Another advantage over the Malthus model
is that an attempt is made to 'design' the tetras, and calculate
their energy requirements. The tetras come in a range of sizes, each
one an order of magnitude different, the largest tetra being the size of
a matchbox. Their size determines their basic metabolic rate, and
the length of their legs, which in turn determines their speed of
movement.
One in a million tetra offspring are mutants an order of magnitude
larger or smaller.
One criticism of the Tetra model is that the tetras feed on
a photosynthetic soup whose energy density is unlimited (it just
keeps storing solar energy), and everywhere equal.
Another criticism of the tetra model is that when one 'species' of
evenly-distributed tetras feeding from the homogeneous soup reaches
zero idleness, the entire population dies simultaneuosly. If the
soup was more heterogeneous, with some parts more energy-rich than
others, this would not happen.
The tetra predators are also omnivores. When the soup is energy-rich,
they feed off that. When the soup thins out, they switch to predation
of that evenly-distributed population of slower-moving tetras which offers the
highest idleness life. In this, the tetras are like fund managers who
keep shifting assets into investments yielding the best returns.

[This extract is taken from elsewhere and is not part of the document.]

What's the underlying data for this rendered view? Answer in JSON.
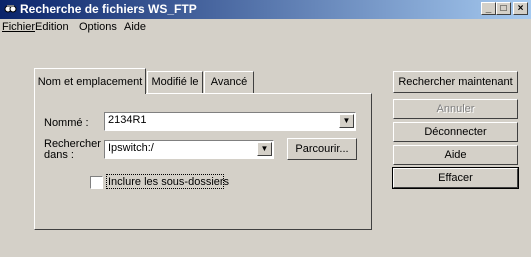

One result of this, it seems, is that tetra predation acts to hold
predated populations at near-constant levels for long periods.

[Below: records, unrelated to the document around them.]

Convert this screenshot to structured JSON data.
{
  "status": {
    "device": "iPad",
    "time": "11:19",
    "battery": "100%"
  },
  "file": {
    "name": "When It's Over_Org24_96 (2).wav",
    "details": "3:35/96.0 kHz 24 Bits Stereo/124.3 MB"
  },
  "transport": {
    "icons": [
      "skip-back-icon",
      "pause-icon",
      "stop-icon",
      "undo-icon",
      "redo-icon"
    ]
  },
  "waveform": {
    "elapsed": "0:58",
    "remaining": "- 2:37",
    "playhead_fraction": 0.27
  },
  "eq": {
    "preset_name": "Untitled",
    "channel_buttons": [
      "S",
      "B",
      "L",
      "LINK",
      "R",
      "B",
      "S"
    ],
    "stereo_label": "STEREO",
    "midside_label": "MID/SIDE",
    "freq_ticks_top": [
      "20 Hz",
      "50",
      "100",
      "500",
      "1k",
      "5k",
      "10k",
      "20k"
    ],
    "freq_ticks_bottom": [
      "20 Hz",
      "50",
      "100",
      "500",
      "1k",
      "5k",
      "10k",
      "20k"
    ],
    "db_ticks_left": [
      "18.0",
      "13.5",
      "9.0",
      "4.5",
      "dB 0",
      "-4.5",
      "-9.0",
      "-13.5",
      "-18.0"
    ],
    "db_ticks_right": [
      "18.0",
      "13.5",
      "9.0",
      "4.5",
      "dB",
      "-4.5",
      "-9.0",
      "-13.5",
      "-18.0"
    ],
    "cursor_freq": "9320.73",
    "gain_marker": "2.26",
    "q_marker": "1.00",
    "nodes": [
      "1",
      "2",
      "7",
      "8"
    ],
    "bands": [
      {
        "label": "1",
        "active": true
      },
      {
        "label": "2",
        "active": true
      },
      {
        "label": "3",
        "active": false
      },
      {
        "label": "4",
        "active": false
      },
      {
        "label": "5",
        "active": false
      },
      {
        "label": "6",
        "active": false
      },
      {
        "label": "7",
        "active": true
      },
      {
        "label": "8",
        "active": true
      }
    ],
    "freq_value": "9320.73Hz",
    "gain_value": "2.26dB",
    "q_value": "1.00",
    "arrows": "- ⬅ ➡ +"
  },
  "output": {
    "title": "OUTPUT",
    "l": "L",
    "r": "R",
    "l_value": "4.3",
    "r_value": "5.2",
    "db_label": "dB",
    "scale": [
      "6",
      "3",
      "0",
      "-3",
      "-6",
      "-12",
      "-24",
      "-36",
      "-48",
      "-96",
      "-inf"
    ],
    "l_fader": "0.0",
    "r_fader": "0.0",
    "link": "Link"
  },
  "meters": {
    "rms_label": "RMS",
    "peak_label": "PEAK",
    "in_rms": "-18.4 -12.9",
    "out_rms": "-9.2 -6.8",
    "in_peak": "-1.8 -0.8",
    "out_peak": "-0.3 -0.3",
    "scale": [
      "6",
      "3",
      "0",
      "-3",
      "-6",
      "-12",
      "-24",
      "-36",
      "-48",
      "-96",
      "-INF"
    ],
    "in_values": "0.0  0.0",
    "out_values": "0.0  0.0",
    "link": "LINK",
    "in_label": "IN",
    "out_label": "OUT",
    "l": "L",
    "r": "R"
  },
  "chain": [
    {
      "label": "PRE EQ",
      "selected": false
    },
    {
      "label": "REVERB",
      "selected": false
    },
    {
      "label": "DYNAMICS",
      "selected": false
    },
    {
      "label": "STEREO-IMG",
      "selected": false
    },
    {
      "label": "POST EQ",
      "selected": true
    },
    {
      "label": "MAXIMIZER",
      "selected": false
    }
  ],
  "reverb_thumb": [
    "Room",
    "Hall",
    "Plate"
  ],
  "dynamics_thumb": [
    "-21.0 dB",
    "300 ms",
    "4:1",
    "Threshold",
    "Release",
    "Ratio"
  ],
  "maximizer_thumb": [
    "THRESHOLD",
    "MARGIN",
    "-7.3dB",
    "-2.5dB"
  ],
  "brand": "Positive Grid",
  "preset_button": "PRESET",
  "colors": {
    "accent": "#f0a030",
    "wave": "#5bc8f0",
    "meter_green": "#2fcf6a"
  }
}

But then, each size or 'species' of tetra comes with its own inbuilt
reproduction rate, which is invariant - so predated tetras don't
respond like the Malthus model grazers, upping their reproduction
rate when subject to predator attack.
The long periods of population stability in the tetra model end
with falling soup energy density claiming first the smallest
and slowest-moving tetras, whose slow speed disallows them from
catching larger, faster ones, and enforces feeding from the soup only.
This triggers off a chain reaction, as the next largest tetra is forced
to become a grazer, until it too can no longer survive. After a
series of extinctions, the soup energy density starts to climb back
up, and the remaining tetras begin to rediversify, and gradually
re-establish predation stability. But since the fastest tetra, the top
predator, itself has no predators, its numbers inexorably rise, and
it is this which precipitates the final extinction.
Nevertheless, the tetra model again shows the same overall cyclical
behaviour as the Malthus model. No stable state is found. The main
difference is that the tetra omnivore system does actually work to
stabilize populations for long periods, unlike the predators of
the Malthus model, which aren't omnivores, and can easily wipe out
their prey, or be wiped out when the prey numbers fall too low.